A prima vista Esteban Chaves sembra un pulcino bagnato. Stambecco, è l’ultimo baluardo di una razza in via d’estinzione, un sopravvissuto al primo vagito, un veterano con cicatrici in tutto il corpo. Corre con un braccio malconcio e a causa di un grave incidente ha rischiato di perderne la mobilità.

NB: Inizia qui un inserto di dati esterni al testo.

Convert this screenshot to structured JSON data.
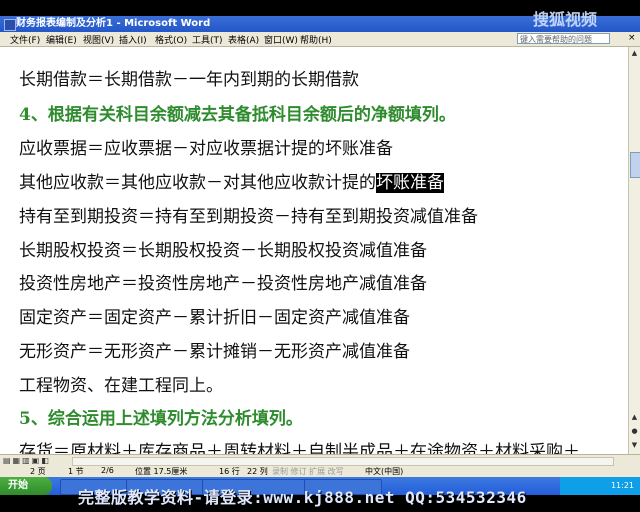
{
  "window": {
    "title": "财务报表编制及分析1 - Microsoft Word",
    "brand": "搜狐视频"
  },
  "menu": {
    "items": [
      "文件(F)",
      "编辑(E)",
      "视图(V)",
      "插入(I)",
      "格式(O)",
      "工具(T)",
      "表格(A)",
      "窗口(W)",
      "帮助(H)"
    ],
    "help_placeholder": "键入需要帮助的问题",
    "close": "×"
  },
  "document": {
    "lines": [
      "长期借款＝长期借款－一年内到期的长期借款",
      "4、根据有关科目余额减去其备抵科目余额后的净额填列。",
      "应收票据＝应收票据－对应收票据计提的坏账准备",
      "其他应收款＝其他应收款－对其他应收款计提的",
      "坏账准备",
      "持有至到期投资＝持有至到期投资－持有至到期投资减值准备",
      "长期股权投资＝长期股权投资－长期股权投资减值准备",
      "投资性房地产＝投资性房地产－投资性房地产减值准备",
      "固定资产＝固定资产－累计折旧－固定资产减值准备",
      "无形资产＝无形资产－累计摊销－无形资产减值准备",
      "工程物资、在建工程同上。",
      "5、综合运用上述填列方法分析填列。",
      "存货＝原材料＋库存商品＋周转材料＋自制半成品＋在途物资＋材料采购＋"
    ]
  },
  "statusbar": {
    "page": "2 页",
    "section": "1 节",
    "pages": "2/6",
    "position": "位置 17.5厘米",
    "line": "16 行",
    "column": "22 列",
    "modes": "录制 修订 扩展 改写",
    "language": "中文(中国)"
  },
  "taskbar": {
    "start": "开始",
    "clock": "11:21",
    "buttons": [
      "",
      "",
      "",
      ""
    ]
  },
  "overlay": {
    "watermark": "完整版教学资料-请登录:www.kj888.net QQ:534532346"
  }
}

Nella sua prima corsa in Europa, Esteban Chaves andò subito in fuga: pensava che la vita girasse come in Colombia, aguardiente e guacamole, e invece prese tanto di quel freddo e di quella pioggia da non capirci più niente. Il gruppo lo raggiunse vicino al traguardo e lo staccò; lui si fermò sul ciglio della strada e si misero di impegno per convincerlo a concludere la gara. Arrivò in lacrime e in stato di ipotermia. I genitori, sempre al suo fianco, insistettero a lungo per farlo salire nuovamente su una bicicletta.
Il padre racconta che per stargli vicino durante la sua carriera ha praticamente lasciato perdere quello che aveva creato – un’azienda che produceva mobili in legno – «per Esteban ho messo da parte le mie ambizioni». E a cosa servono i desideri di un padre se non sfociano negli occhi felici di un figlio?
Più volte, Jairo, questo il nome del padre, ha spinto affinché Esteban, valido ma meno talentuoso di molti suoi coetanei, potesse correre fuori dalla Colombia.
Forse meno talentuoso non è la parola più giusta: Chaves di qualità ne ha sempre avute, ma faticava ad esprimerle, un pulcino bagnato, si è detto, un anatroccolo a volte brutto, quasi sgraziato che col tempo si è trasformato in un colibrì.
E allora finalmente eccolo arrivare in Europa, a poco più di vent’anni conquista il Tour de l’Avenir, ma poi…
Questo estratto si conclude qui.